Among those initiatives are applications for managing the process of moving residents into and out of the Holiday Retirement facilities and managing maintenance work orders. One project this year will be the implementation of an electronic time-clock system for the company's 9,000 employees, a system that's expected to reduce payroll paperwork and associated costs. In addition, McDowell plans to install eTrust IT security software from Computer Associates to help manage system access for employees--a problem in an industry with a high rate of employee turnover--and for intrusion detection. Help-desk applications from CA also are on the planned-projects list.

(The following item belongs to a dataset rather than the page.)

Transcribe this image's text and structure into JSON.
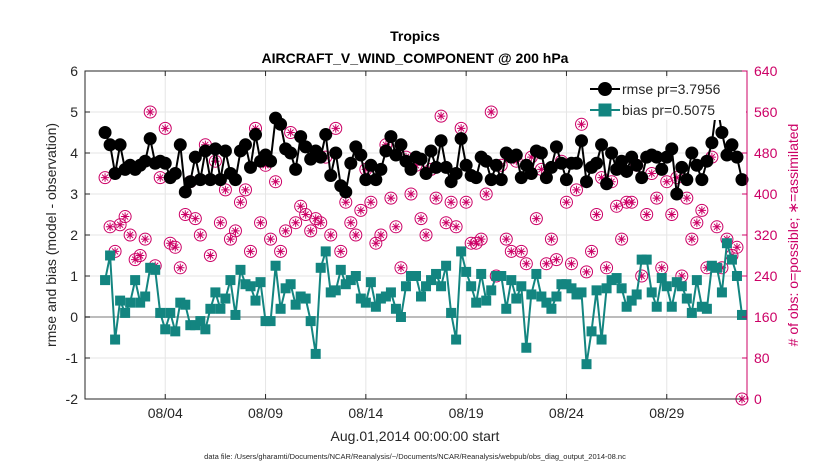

Holiday Retirement also is considering several business-intelligence projects to extract data from the company's ERP systems and provide it to executives through a portal, McDowell says. Altogether, McDowell says his to-do list contains about 70 IT projects, and he expects to make significant progress on about 25 of them this year.

At Harrah's Entertainment Inc., the goal for 2004 is to use technology to improve the time-honored casino tradition of giving perks to good customers. That will require turning the massive data warehouse used to collect and analyze guest information derived from Harrah's Total Rewards customer-loyalty program into a source of real-time information. The goal: to track the activities and spending habits of its top 100,000 VIP customers and reward them in real time. Harrah's has plenty of company--three-quarters of survey respondents say they'll establish processes that support real-time information this year, and 61% say data-warehouse technology is a priority.
The Total Rewards system is powered by warehouse technology from NCR Corp.'s Teradata division. Harrah's plans to adapt that system with Teradata's active data-warehousing technology to perform customer-data analysis in real time, rather than after a guest has left a casino. Using messaging middleware from Tibco Software Inc., the data warehouse will be tied into recently installed customer-contact applications from Blue Martini Software Inc.

Harrah's, which operates 26 casinos, is expecting solid sales growth this year, but tax increases recently enacted in Illinois, New Jersey, and other states likely will take a bite out of profits. CIO Tim Stanley has his own bottom line: Harrah's measures IT spending as an operating profit or loss, and Stanley expects 6% operating-profit growth on the IT budget this year and 7% profit growth on IT capital spending.

Office-supply company Office Depot Inc. has several major IT initiatives planned for the year involving supply-chain management, merchandise planning, and warehouse operations. The company has multiple sales channels, including direct delivery to companies, Office Depot aisles within grocery stores, and online sales; only 46% of its sales come from its retail stores. Business technology and processes for managing and restocking those multiple channels must be flexible and efficient, CIO Patty Morrison says.